Pakistan insists regular consular access was granted to Singh and said doctors did everything possible to save him before his death from cardiac arrest.
“The prisoner, who had been in a comatose state and on a ventilator for the last few days, was being provided the best treatment available and the medical staff at Jinnah Hospital had been working round the clock… to save his life,” the foreign ministry said.
The government provided “all assistance” to Singh’s family and the Indian authorities, and will facilitate “the early completion of all formalities” and hand over his body “at the earliest possible” time, it added in a statement.
Punjab Caretaker Chief Minister Najam Sethi also ordered a judicial inquiry into the murder.
Singh’s lawyer Owais Sheikh confirmed the 49-year-old’s death and said his body had been moved to the hospital mortuary. The doctor at Jinnah hospital said arrangements were under way for an autopsy.
Singh went into a coma after suffering multiple serious injuries when six prisoners attacked him on April 26 at Lahore’s Kot Lakhpat Jail, hitting him on the head with bricks and fracturing his skull.
“His condition was more than critical and he had (little) chance of survival,” Sheikh told AFP.
The lawyer has said his client received threats following the execution of a Kashmiri separatist in India. Mohammed Afzal Guru was hanged in New Delhi on February 9 for his part in an Islamist attack on India’s parliament in 2001.
Singh was convicted for his alleged involvement in a string of bomb attacks in Pakistan’s Punjab province that killed 14 people in 1990. His mercy petitions were rejected by the courts and former president Pervez Musharraf.
His family insisted he was merely a farmer who became a victim of mistaken identity after inadvertently straying across the border while drunk.
India’s foreign ministry spokesman Syed Akbaruddin called for Pakistan to conduct an investigation into the prison attack.
“This was, put simply, the killing of our citizen while in the custody of Pakistan jail authorities,” he told India’s ANI news agency.
“The shocking attack highlights the need for concerted action by Pakistan to safeguard Indians in Pakistan prisons.”
The Human Rights Commission of Pakistan also condemned the attack as a “dastardly act” and called on the government to conduct a thorough inquiry and punish those responsible.

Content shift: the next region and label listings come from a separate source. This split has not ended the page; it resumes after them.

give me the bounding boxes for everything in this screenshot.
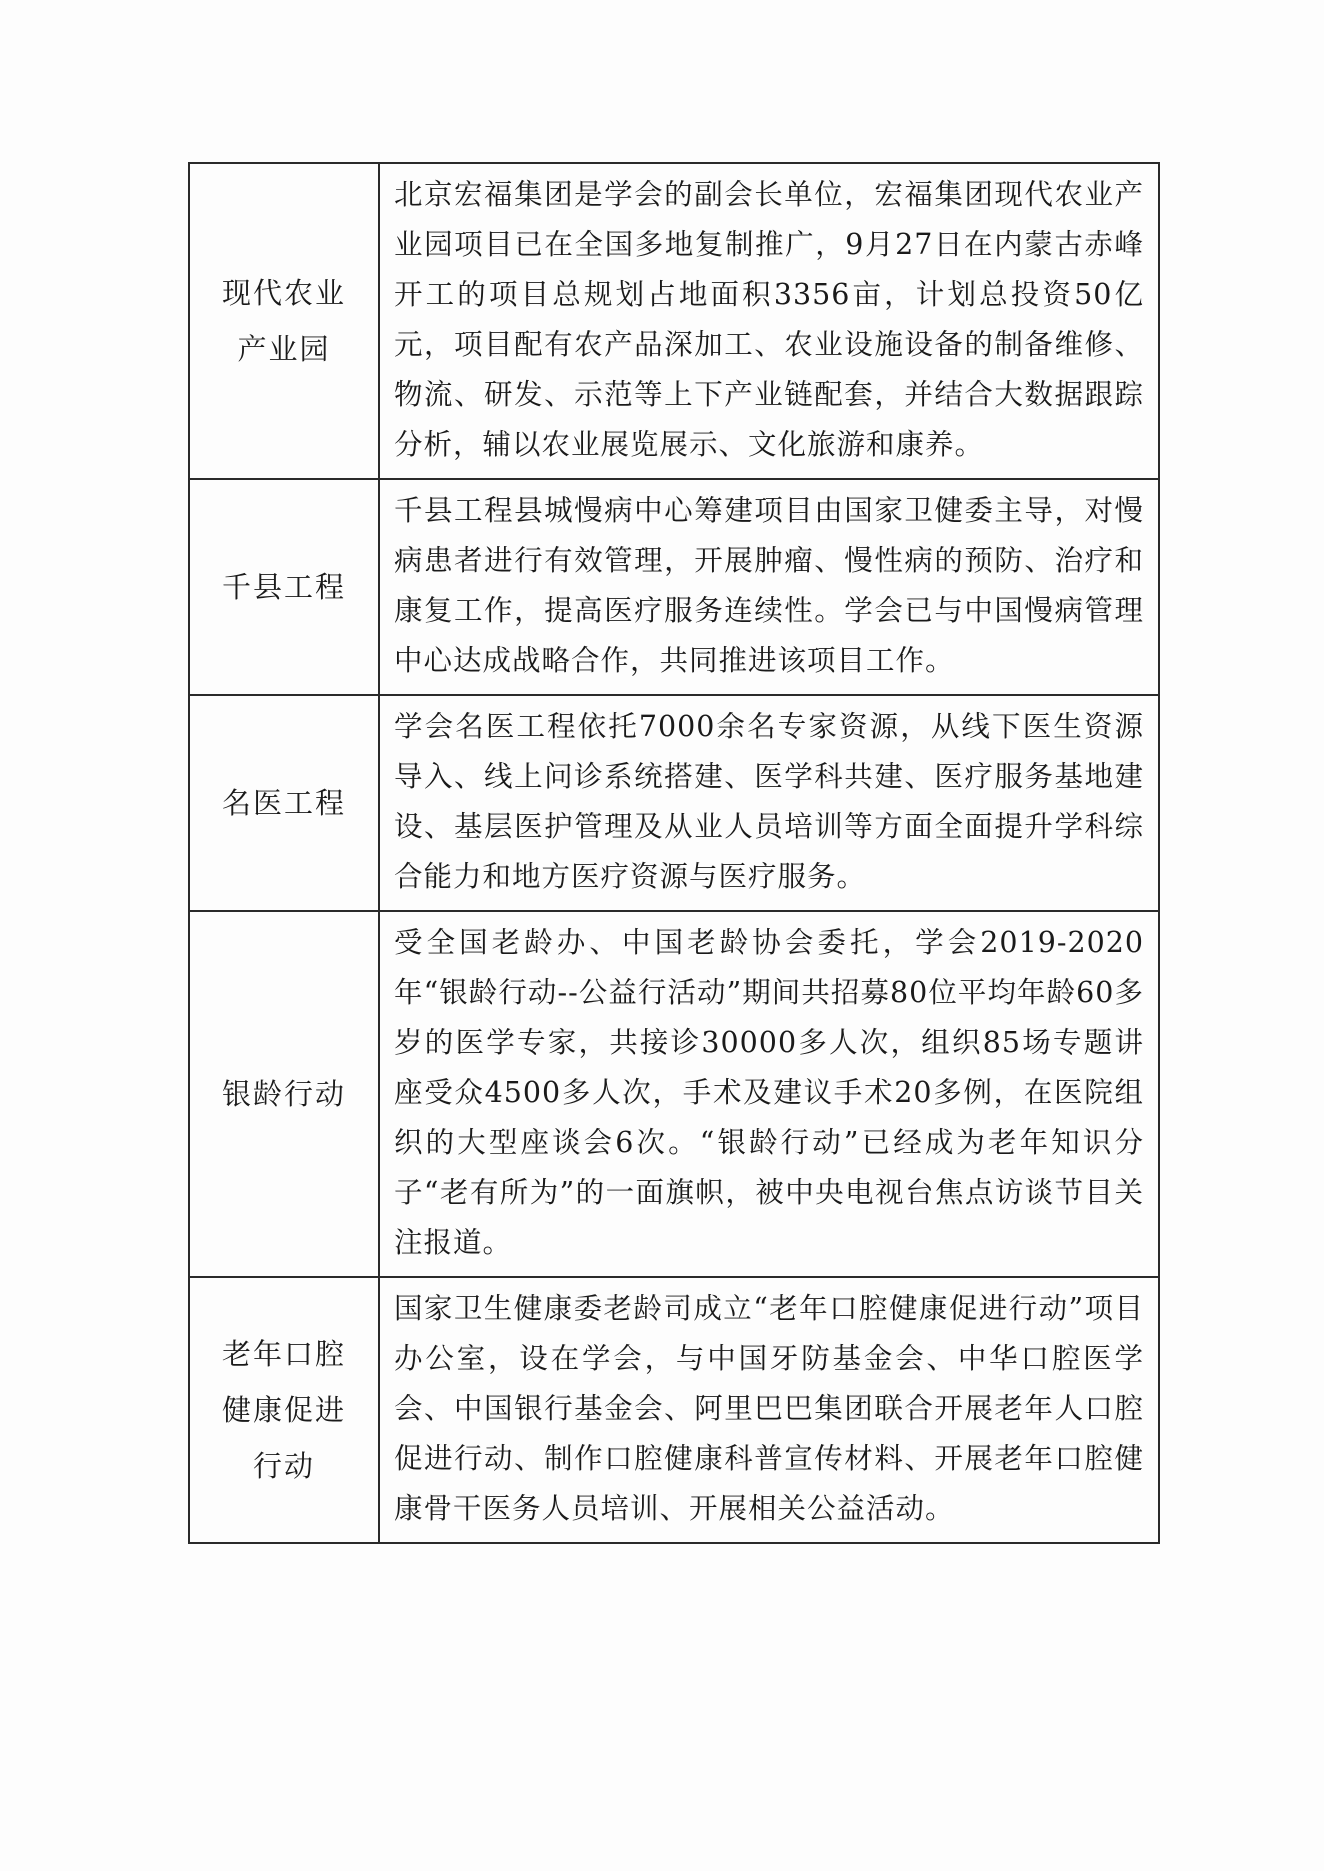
table-row bbox=[189, 911, 1159, 1277]
projects-table bbox=[188, 162, 1160, 1544]
row-content-cell: 千县工程县城慢病中心筹建项目由国家卫健委主导，对慢病患者进行有效管理，开展肿瘤、慢性病的预防、治疗和康复工作，提高医疗服务连续性。学会已与中国慢病管理中心达成战略合作，共同推进该项目工作。 bbox=[379, 479, 1159, 695]
row-label-line: 老年口腔 bbox=[221, 1337, 346, 1371]
row-label-line: 健康促进 bbox=[221, 1393, 346, 1427]
table-row bbox=[189, 163, 1159, 479]
row-label-line: 银龄行动 bbox=[221, 1077, 346, 1111]
row-label-cell bbox=[189, 1277, 379, 1543]
row-content-cell: 北京宏福集团是学会的副会长单位，宏福集团现代农业产业园项目已在全国多地复制推广，9月27日在内蒙古赤峰开工的项目总规划占地面积3356亩，计划总投资50亿元，项目配有农产品深加工、农业设施设备的制备维修、物流、研发、示范等上下产业链配套，并结合大数据跟踪分析，辅以农业展览展示、文化旅游和康养。 bbox=[379, 163, 1159, 479]
row-label-line: 产业园 bbox=[237, 332, 331, 366]
row-label-cell bbox=[189, 163, 379, 479]
row-content-cell: 国家卫生健康委老龄司成立“老年口腔健康促进行动”项目办公室，设在学会，与中国牙防基金会、中华口腔医学会、中国银行基金会、阿里巴巴集团联合开展老年人口腔促进行动、制作口腔健康科普宣传材料、开展老年口腔健康骨干医务人员培训、开展相关公益活动。 bbox=[379, 1277, 1159, 1543]
table-row bbox=[189, 479, 1159, 695]
row-label-line: 行动 bbox=[252, 1449, 315, 1483]
table-row bbox=[189, 1277, 1159, 1543]
row-label-line: 现代农业 bbox=[221, 276, 346, 310]
row-label-cell bbox=[189, 695, 379, 911]
row-label-cell bbox=[189, 911, 379, 1277]
row-label-line: 名医工程 bbox=[221, 786, 346, 820]
row-label-line: 千县工程 bbox=[221, 570, 346, 604]
table-row bbox=[189, 695, 1159, 911]
row-label-cell bbox=[189, 479, 379, 695]
row-content-cell: 受全国老龄办、中国老龄协会委托，学会2019-2020年“银龄行动--公益行活动”期间共招募80位平均年龄60多岁的医学专家，共接诊30000多人次，组织85场专题讲座受众4500多人次，手术及建议手术20多例，在医院组织的大型座谈会6次。“银龄行动”已经成为老年知识分子“老有所为”的一面旗帜，被中央电视台焦点访谈节目关注报道。 bbox=[379, 911, 1159, 1277]
row-content-cell: 学会名医工程依托7000余名专家资源，从线下医生资源导入、线上问诊系统搭建、医学科共建、医疗服务基地建设、基层医护管理及从业人员培训等方面全面提升学科综合能力和地方医疗资源与医疗服务。 bbox=[379, 695, 1159, 911]
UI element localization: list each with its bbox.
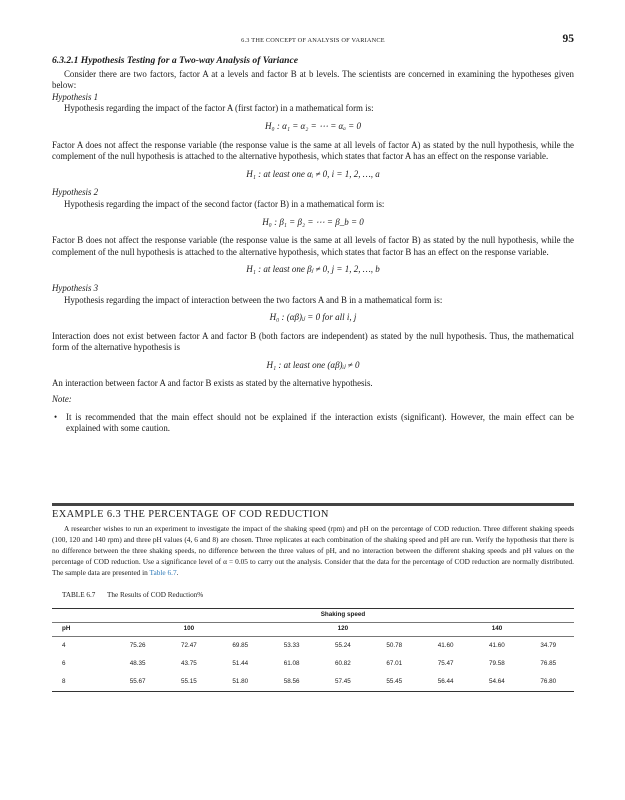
running-title: 6.3 THE CONCEPT OF ANALYSIS OF VARIANCE: [241, 37, 385, 44]
cod-reduction-table: [52, 608, 574, 692]
table-cell: 41.60: [437, 641, 454, 649]
table-cell: 61.08: [283, 659, 300, 667]
table-cell: 56.44: [437, 677, 454, 685]
null-hypothesis-equation: H₀ : β₁ = β₂ = ⋯ = β_b = 0: [262, 216, 364, 227]
ph-value: 8: [62, 677, 66, 685]
table-cell: 55.15: [181, 677, 197, 685]
ph-value: 4: [62, 641, 66, 649]
section-title: 6.3.2.1 Hypothesis Testing for a Two-way Analysis of Variance: [52, 55, 298, 66]
table-cell: 58.56: [283, 677, 300, 685]
table-cell: 76.80: [540, 677, 557, 685]
null-hypothesis-equation: H₀ : α₁ = α₂ = ⋯ = αₐ = 0: [265, 120, 361, 131]
table-cell: 50.78: [386, 641, 403, 649]
table-cell: 72.47: [181, 641, 197, 649]
table-label: TABLE 6.7: [62, 591, 96, 600]
hypothesis-explanation: Factor A does not affect the response variable (the response value is the same at all levels of factor A) as stated by the null hypothesis, while the complement of the null hypothesis is attached to the alternative hypothesis, which states that factor A has an effect on the response variable.: [52, 139, 574, 162]
table-cell: 53.33: [283, 641, 300, 649]
speed-header: 140: [491, 625, 503, 633]
hypothesis-1: [52, 92, 574, 181]
table-row: [52, 673, 574, 692]
table-cell: 48.35: [129, 659, 146, 667]
note-bullet: [52, 412, 574, 435]
note-bullet-text: It is recommended that the main effect should not be explained if the interaction exists (significant). However, the main effect can be explained with some caution.: [66, 411, 574, 434]
alternative-hypothesis-equation: H₁ : at least one αᵢ ≠ 0, i = 1, 2, …, a: [246, 168, 380, 179]
bullet-icon: •: [54, 411, 58, 422]
example-body-end: .: [176, 567, 179, 577]
table-row: [52, 637, 574, 656]
table-cell: 55.24: [335, 641, 351, 649]
table-cell: 55.45: [386, 677, 403, 685]
table-caption-text: The Results of COD Reduction%: [107, 591, 204, 600]
example-title: EXAMPLE 6.3 THE PERCENTAGE OF COD REDUCTION: [52, 509, 329, 520]
table-cell: 67.01: [386, 659, 403, 667]
hypothesis-2: [52, 187, 574, 276]
table-cell: 54.64: [489, 677, 505, 685]
running-header: [52, 33, 574, 49]
table-cell: 79.58: [489, 659, 505, 667]
table-speed-header-row: [52, 623, 574, 637]
example-body-text: A researcher wishes to run an experiment to investigate the impact of the shaking speed (rpm) and pH on the percentage of COD reduction. Three different shaking speeds (100, 120 and 140 rpm) and three pH values (4, 6 and 8) are chosen. Three replicates at each combination of the shaking speed and pH are run. Verify the hypothesis that there is no difference between the three shaking speeds, no difference between the three values of pH, and no interaction between the different shaking speeds and pH values on the percentage of COD reduction. Use a significance level of α = 0.05 to carry out the analysis. Consider that the data for the percentage of COD reduction are normally distributed. The sample data are presented in: [52, 523, 574, 577]
hypothesis-3: [52, 283, 574, 372]
hypothesis-explanation: Factor B does not affect the response variable (the response value is the same at all levels of factor B) as stated by the null hypothesis, while the complement of the null hypothesis is attached to the alternative hypothesis, which states that factor B has an effect on the response variable.: [52, 235, 574, 257]
section-intro: Consider there are two factors, factor A at a levels and factor B at b levels. The scientists are concerned in examining the hypotheses given below:: [52, 68, 574, 91]
speed-header: 100: [183, 625, 195, 633]
hypothesis-description: Hypothesis regarding the impact of the second factor (factor B) in a mathematical form is:: [64, 198, 385, 209]
table-row: [52, 655, 574, 673]
alternative-hypothesis-equation: H₁ : at least one (αβ)ᵢⱼ ≠ 0: [266, 359, 360, 370]
page-number: 95: [562, 33, 574, 45]
table-cell: 69.85: [232, 641, 249, 649]
example-divider: [52, 503, 574, 506]
ph-value: 6: [62, 659, 66, 667]
example-body: [52, 524, 574, 579]
table-group-header-row: [52, 609, 574, 623]
hypothesis-explanation: Interaction does not exist between factor A and factor B (both factors are independent) as stated by the null hypothesis. Thus, the mathematical form of the alternative hypothesis is: [52, 330, 574, 353]
table-cell: 57.45: [335, 677, 351, 685]
hypothesis-label: Hypothesis 2: [52, 187, 99, 198]
hypothesis-label: Hypothesis 1: [52, 91, 99, 102]
section-content: [52, 55, 574, 435]
table-cell: 34.79: [540, 641, 557, 649]
closing-statement: An interaction between factor A and factor B exists as stated by the alternative hypothesis.: [52, 378, 373, 389]
table-caption: [62, 590, 574, 601]
table-cell: 75.26: [129, 641, 146, 649]
hypothesis-description: Hypothesis regarding the impact of the factor A (first factor) in a mathematical form is:: [64, 103, 374, 114]
table-cell: 41.60: [489, 641, 505, 649]
ph-header: pH: [62, 625, 71, 633]
shaking-speed-header: Shaking speed: [320, 611, 366, 619]
table-cell: 76.85: [540, 659, 557, 667]
note-label: Note:: [52, 394, 72, 405]
null-hypothesis-equation: H₀ : (αβ)ᵢⱼ = 0 for all i, j: [269, 312, 357, 323]
table-reference-link[interactable]: Table 6.7: [149, 567, 177, 577]
table-cell: 51.80: [232, 677, 249, 685]
alternative-hypothesis-equation: H₁ : at least one βⱼ ≠ 0, j = 1, 2, …, b: [246, 264, 380, 275]
speed-header: 120: [337, 625, 349, 633]
example-box: [52, 510, 574, 692]
table-cell: 55.67: [129, 677, 146, 685]
table-cell: 60.82: [335, 659, 351, 667]
table-cell: 43.75: [181, 659, 197, 667]
hypothesis-description: Hypothesis regarding the impact of interaction between the two factors A and B in a mathematical form is:: [64, 294, 443, 305]
table-cell: 75.47: [437, 659, 454, 667]
hypothesis-label: Hypothesis 3: [52, 282, 99, 293]
table-cell: 51.44: [232, 659, 249, 667]
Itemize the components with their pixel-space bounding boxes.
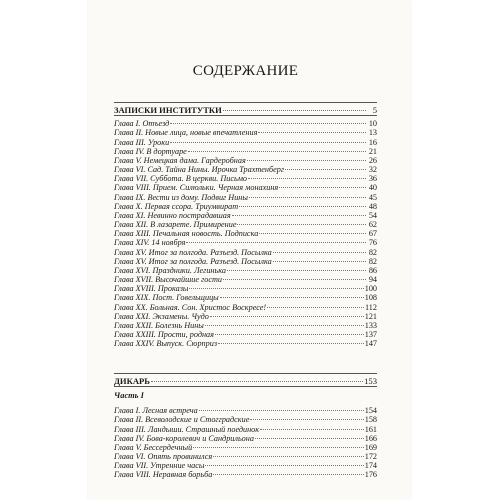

“The authorities have obviously failed to do their elementary duty” of keeping him safe, the commission said in a statement.
Four members of Singh’s family – his wife, two daughters and his sister – who travelled to Lahore on Tuesday have since returned to India, according to the Press Trust of India (PTI).
A senior official in Delhi said earlier this week that diplomats from India’s High Commission in Islamabad were not allowed to visit Singh in hospital, and had also complained about a lack of information on his condition.
The Pakistani foreign ministry, however, insisted Indian diplomats in Lahore were given access to Singh on two occasions.